Long before Christian monks settled in this glacial valley, the landscape around Glendalough carried deep spiritual meaning in Celtic tradition. This three-hour guided walking tour peels back the layers of history to reveal the goddess mythology, nature worship, and ancient belief systems that shaped Ireland long before the round tower was built.
Your guide leads you through the monastic city - past the iconic round tower, weathered Celtic crosses, and the stone church known as St Kevin’s Kitchen - while telling the stories that most tours skip entirely. You’ll hear about the female figures of Irish mythology whose presence lingers in the lakes, the mountains, and the place names themselves. The connection between the sacred feminine and the natural world runs deep here, and your guide brings those threads together with real scholarship and genuine passion.
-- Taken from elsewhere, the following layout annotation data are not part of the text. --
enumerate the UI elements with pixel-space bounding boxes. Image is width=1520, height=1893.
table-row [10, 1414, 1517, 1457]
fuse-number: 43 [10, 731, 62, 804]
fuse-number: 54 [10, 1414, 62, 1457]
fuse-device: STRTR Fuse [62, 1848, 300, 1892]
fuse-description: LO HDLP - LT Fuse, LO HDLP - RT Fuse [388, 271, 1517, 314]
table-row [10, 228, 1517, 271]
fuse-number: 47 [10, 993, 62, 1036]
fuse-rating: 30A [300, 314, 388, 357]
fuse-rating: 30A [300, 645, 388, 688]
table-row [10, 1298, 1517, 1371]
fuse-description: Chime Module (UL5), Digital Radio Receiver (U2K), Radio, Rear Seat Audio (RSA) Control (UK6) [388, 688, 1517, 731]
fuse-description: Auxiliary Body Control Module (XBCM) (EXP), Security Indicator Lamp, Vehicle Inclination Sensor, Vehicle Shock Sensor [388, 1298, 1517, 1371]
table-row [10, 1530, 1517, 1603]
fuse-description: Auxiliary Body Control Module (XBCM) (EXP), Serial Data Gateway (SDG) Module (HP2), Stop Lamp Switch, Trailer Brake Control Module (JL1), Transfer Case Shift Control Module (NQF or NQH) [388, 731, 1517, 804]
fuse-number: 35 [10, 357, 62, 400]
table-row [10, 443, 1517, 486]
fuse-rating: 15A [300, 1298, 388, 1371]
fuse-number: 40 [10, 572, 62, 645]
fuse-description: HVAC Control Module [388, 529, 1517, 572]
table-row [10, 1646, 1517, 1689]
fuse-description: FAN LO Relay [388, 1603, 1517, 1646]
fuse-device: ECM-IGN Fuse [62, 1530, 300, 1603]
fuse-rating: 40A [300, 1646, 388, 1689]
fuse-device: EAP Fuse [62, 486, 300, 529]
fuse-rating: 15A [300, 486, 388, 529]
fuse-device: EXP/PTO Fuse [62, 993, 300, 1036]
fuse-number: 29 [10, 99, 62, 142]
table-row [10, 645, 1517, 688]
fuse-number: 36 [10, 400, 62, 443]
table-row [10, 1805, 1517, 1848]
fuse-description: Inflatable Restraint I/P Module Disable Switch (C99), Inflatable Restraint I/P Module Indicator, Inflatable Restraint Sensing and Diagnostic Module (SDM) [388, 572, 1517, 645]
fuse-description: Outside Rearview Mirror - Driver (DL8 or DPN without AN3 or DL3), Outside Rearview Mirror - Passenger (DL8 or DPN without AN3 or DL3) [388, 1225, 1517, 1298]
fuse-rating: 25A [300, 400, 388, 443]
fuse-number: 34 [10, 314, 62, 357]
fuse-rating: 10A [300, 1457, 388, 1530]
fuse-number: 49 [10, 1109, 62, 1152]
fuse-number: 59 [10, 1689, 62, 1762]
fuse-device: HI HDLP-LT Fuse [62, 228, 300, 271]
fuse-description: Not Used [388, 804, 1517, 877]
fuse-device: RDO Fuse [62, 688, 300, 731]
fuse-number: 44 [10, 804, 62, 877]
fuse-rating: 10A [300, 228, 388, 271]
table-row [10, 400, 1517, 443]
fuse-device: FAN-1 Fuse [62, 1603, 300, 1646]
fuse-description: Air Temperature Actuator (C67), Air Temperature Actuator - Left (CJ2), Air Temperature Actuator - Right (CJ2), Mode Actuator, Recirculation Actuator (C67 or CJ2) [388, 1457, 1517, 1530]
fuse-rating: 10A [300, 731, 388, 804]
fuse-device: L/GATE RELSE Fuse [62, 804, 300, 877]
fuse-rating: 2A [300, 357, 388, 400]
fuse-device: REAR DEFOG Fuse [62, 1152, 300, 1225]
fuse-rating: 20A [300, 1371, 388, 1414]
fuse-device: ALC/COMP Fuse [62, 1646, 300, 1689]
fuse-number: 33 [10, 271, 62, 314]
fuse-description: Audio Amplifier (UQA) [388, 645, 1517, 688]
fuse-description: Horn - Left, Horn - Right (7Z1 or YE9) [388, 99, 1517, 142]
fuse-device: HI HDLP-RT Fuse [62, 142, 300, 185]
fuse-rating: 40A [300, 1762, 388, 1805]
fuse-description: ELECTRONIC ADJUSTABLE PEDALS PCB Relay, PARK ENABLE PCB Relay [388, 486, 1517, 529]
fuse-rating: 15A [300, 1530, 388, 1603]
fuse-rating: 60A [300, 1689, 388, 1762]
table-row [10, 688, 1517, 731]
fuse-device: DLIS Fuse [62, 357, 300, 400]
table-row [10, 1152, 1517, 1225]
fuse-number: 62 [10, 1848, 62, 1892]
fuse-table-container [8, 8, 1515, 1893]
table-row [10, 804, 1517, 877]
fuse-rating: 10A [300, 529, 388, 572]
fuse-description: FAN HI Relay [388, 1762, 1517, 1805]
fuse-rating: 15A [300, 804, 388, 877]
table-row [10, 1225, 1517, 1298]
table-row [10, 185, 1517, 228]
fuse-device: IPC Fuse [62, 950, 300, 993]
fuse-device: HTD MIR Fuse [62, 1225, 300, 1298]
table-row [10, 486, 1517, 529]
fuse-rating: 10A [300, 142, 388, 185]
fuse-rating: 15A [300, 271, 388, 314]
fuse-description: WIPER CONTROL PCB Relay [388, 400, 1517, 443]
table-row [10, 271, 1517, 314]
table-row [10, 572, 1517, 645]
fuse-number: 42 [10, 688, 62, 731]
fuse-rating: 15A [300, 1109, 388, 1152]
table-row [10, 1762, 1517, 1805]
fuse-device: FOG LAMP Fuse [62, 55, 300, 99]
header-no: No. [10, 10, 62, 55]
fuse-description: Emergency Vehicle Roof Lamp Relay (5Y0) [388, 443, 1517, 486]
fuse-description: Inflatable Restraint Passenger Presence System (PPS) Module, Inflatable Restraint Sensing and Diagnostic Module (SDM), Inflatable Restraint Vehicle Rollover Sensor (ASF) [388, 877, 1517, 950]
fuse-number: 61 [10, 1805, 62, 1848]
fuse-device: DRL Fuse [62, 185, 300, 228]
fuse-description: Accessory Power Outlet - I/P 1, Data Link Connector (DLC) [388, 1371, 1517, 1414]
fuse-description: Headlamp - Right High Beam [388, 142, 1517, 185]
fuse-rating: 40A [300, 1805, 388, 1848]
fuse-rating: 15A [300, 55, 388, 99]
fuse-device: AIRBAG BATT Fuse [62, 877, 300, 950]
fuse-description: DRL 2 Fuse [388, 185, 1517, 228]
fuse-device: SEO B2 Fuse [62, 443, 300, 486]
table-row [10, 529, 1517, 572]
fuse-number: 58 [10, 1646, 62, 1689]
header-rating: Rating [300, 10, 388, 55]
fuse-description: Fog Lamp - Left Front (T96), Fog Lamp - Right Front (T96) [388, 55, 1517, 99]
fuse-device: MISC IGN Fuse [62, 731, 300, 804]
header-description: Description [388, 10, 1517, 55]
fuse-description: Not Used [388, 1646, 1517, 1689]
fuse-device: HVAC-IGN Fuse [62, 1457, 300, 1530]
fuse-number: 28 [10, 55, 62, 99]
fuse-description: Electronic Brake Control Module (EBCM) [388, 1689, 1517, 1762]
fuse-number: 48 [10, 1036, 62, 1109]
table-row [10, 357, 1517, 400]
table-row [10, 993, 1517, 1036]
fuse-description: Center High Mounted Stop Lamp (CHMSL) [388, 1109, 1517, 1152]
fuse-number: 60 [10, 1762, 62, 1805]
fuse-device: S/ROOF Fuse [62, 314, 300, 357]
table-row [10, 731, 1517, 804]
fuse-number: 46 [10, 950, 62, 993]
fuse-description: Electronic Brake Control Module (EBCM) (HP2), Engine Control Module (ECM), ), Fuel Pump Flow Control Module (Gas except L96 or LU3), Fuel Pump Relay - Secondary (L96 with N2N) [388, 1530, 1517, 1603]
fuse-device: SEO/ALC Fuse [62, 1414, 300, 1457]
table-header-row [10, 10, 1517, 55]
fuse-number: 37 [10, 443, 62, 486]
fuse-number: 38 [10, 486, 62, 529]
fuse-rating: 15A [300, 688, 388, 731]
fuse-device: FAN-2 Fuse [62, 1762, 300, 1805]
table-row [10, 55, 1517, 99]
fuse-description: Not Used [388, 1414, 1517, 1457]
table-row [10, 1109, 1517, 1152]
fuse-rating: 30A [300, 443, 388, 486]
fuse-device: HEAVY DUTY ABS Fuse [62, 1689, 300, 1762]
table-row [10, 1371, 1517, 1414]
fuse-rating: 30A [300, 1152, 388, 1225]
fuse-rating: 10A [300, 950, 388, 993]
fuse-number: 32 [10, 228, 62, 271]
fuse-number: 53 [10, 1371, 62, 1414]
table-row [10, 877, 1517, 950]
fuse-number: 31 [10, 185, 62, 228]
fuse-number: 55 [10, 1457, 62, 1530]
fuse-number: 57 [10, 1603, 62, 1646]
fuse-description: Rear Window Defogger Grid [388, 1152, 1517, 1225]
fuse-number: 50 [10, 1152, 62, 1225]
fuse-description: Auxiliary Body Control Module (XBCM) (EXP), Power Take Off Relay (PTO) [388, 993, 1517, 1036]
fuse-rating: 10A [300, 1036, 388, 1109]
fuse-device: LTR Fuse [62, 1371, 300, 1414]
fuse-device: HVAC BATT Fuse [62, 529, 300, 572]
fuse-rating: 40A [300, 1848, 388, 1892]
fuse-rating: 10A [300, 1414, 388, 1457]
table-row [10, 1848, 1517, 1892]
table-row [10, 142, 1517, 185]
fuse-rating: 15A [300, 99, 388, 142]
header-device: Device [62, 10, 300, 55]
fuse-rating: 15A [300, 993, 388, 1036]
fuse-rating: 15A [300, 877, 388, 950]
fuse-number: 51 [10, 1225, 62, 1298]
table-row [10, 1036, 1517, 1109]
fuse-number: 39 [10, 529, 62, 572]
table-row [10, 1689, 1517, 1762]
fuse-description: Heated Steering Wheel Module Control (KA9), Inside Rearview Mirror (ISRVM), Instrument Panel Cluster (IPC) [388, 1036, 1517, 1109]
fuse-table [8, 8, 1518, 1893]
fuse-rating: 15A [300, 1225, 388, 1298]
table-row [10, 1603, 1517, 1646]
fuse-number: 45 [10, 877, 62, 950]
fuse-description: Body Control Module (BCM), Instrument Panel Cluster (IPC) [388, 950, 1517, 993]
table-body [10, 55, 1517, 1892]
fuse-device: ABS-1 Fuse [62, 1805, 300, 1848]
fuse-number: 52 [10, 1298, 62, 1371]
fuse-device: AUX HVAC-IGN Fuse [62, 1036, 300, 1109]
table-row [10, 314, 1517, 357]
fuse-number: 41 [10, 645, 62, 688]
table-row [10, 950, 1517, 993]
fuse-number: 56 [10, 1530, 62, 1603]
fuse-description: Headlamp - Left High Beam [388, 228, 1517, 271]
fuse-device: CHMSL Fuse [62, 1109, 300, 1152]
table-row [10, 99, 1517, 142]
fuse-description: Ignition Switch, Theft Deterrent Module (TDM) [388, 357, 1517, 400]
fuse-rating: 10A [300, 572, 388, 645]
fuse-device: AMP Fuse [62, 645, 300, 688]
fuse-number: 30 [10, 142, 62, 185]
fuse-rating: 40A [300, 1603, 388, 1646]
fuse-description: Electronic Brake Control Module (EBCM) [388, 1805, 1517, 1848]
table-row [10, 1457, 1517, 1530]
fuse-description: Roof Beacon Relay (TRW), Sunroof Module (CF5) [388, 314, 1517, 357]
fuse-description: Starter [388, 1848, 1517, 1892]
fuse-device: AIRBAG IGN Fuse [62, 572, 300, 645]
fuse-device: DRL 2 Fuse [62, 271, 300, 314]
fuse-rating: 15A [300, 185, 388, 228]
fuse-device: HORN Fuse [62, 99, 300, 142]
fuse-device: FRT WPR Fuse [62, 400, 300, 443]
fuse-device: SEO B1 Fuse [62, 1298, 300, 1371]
The valley itself does much of the work. Two dark lakes sit between steep, forested hillsides, and the ruins of the monastic settlement stretch across the valley floor. With the Wicklow Mountains rising all around, Glendalough feels like a place set apart from the modern world - which is exactly what drew monks here in the sixth century, and what draws visitors still.
The round tower at Glendalough is thirty metres tall, built around the 10th or 11th century with its doorway three and a half metres up the wall - that height was deliberate. When the Vikings came up the valley looking for monastery silver, the monks pulled their ladder up after them. Your guide’s mythological reading sits alongside that very physical history, and the two layers together are what make this valley genuinely different from a museum.
If you’re coming from Dublin, the only public transport is St Kevin’s Bus Service from St Stephen’s Green - it runs once a day each way, so check the timetable the night before. Getting the timing right matters on this tour. The valley is at its best in the early morning or after 4 PM when the day-trippers clear out, which lines up well with a morning departure from Dublin.
After the tour, walk the Green Road from the visitor centre to the Upper Lake - it’s about 1.5 km each way, flat, and passes nine of the major monastic ruins on the way. The Poulanass Waterfall path above the Upper Lake car park is another 40 minutes and worth it if your legs are willing. The actual village with the pubs and food is Laragh, a kilometre and a half east - Lynham’s there has been a pub since the 1770s, has a turf fire, and serves food until late by Wicklow standards. The Wicklow Heather in the same village is the serious dinner option, with a bar at the front and a dining room walled in first editions of Joyce, Yeats, and Beckett.
Don’t try to do this as a 90-minute Dublin day-trip. The valley needs an afternoon at minimum, and the mythology your guide is working with takes longer to settle than a coach schedule allows.